The RAMESSES experiment - V. Crustal accretion at axial volcanic ridge segments - A gravity study at 57°45′N on the slow spreading Reykjanes Ridge

Abstract

Presented in this paper are the results of a two-stage analysis of gravity data acquired during a multidisciplinary geophysical survey of a magmatically active axial volcanic ridge (AVR) segment located at 57°45′N on the Reykjanes Ridge, part of the slow spreading Mid-Atlantic Ridge south of Iceland. Modelling of the free-air anomaly in 2-D shows that, across-axis, the observed anomaly results largely from density and layer thickness variation in the midlower crust. Although seismic control on crustal thickness along-axis is limited, modelling also suggests that both crustal density and thickness also vary towards AVR tips.

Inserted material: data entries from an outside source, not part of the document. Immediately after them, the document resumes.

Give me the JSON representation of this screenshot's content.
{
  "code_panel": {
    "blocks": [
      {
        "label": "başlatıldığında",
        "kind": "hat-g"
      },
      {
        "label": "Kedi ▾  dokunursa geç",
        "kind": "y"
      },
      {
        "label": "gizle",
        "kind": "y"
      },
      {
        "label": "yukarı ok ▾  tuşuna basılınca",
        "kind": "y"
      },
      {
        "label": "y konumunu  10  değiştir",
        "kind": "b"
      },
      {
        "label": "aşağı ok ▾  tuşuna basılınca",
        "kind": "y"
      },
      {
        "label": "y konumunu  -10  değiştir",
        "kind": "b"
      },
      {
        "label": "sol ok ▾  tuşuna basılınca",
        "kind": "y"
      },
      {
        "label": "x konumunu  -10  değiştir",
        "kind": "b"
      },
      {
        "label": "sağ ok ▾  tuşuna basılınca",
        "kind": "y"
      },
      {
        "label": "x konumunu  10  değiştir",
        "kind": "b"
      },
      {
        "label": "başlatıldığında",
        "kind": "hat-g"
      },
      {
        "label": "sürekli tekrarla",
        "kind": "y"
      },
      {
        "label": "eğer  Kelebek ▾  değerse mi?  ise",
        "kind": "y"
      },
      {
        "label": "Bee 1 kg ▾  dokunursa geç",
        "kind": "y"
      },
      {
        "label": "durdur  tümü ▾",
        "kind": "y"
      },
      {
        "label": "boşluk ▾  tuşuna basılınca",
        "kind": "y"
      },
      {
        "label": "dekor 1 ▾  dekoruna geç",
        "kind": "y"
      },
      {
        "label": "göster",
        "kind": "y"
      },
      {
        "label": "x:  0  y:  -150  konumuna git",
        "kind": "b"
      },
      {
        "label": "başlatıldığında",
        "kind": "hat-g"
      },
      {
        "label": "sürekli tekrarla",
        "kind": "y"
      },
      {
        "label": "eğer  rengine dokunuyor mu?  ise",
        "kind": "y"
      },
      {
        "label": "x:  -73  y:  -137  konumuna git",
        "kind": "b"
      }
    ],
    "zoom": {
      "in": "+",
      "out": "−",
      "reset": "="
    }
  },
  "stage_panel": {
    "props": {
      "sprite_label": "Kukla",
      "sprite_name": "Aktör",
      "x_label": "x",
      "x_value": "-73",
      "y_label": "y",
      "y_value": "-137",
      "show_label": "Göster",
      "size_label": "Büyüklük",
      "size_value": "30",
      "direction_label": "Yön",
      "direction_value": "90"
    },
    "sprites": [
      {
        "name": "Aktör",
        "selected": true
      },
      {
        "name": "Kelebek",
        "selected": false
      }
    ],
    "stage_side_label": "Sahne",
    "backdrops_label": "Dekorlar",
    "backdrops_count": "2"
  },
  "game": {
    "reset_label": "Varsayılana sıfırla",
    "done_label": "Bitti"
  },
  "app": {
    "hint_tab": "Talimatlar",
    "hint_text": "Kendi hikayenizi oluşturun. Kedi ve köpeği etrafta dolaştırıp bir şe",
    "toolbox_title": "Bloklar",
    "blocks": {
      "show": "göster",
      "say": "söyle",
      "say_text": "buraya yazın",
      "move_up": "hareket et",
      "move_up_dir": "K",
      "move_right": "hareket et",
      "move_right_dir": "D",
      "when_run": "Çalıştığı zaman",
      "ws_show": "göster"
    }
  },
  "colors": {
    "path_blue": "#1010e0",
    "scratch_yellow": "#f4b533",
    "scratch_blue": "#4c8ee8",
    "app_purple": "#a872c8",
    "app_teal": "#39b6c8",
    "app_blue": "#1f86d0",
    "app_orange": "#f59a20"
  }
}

Using the 2-D modelling results as crustal reference, the residual mantle Bouguer anomaly (RMBA) is calculated to assess whether magma-related density anomalies are present in the mantle and to investigate the structure of, and relationship between, adjacent AVRs along-axis. RMBA lows are associated with both an along-ridge trend encompassing a number of adjacent AVRs and with individual, more topographically robust AVRs. Modelling of the RMBA low associated with the 57°45′N AVR further suggests that along-axis density variation is confined to the central region of this AVR and that the anomaly can largely be accounted for by density variation within Layer 3 and a degree of crustal thinning towards AVR tips. The nature of the along-axis variation in crustal density further suggests that it may result from repeated phases of magma supply to the crustal system from the mantle. Within the resolution of the RMBA, modelling does not confirm or preclude the presence of a subcrustal density anomaly associated with retention of a small percentage of melt in the mantle. However, a melt-free model for at least the top 40 km of the mantle is preferred as this is consistent with the results of modelling a coincident magnetotelluric data set. The ridge-trend charcteristics of the RMBA also suggest that magma delivery may take place along this trend, and in an episodic fashion that controls initiation of an AVR tectonomagmatic cycle. AVRs may, therefore, be created along a spreading-orthogonal direction by tapping of a recent magma injection into the ridge-trending crustal system, with flow of this magma laterally along AVR-parallel faults and fissures accommodating spreading and crustal accretion.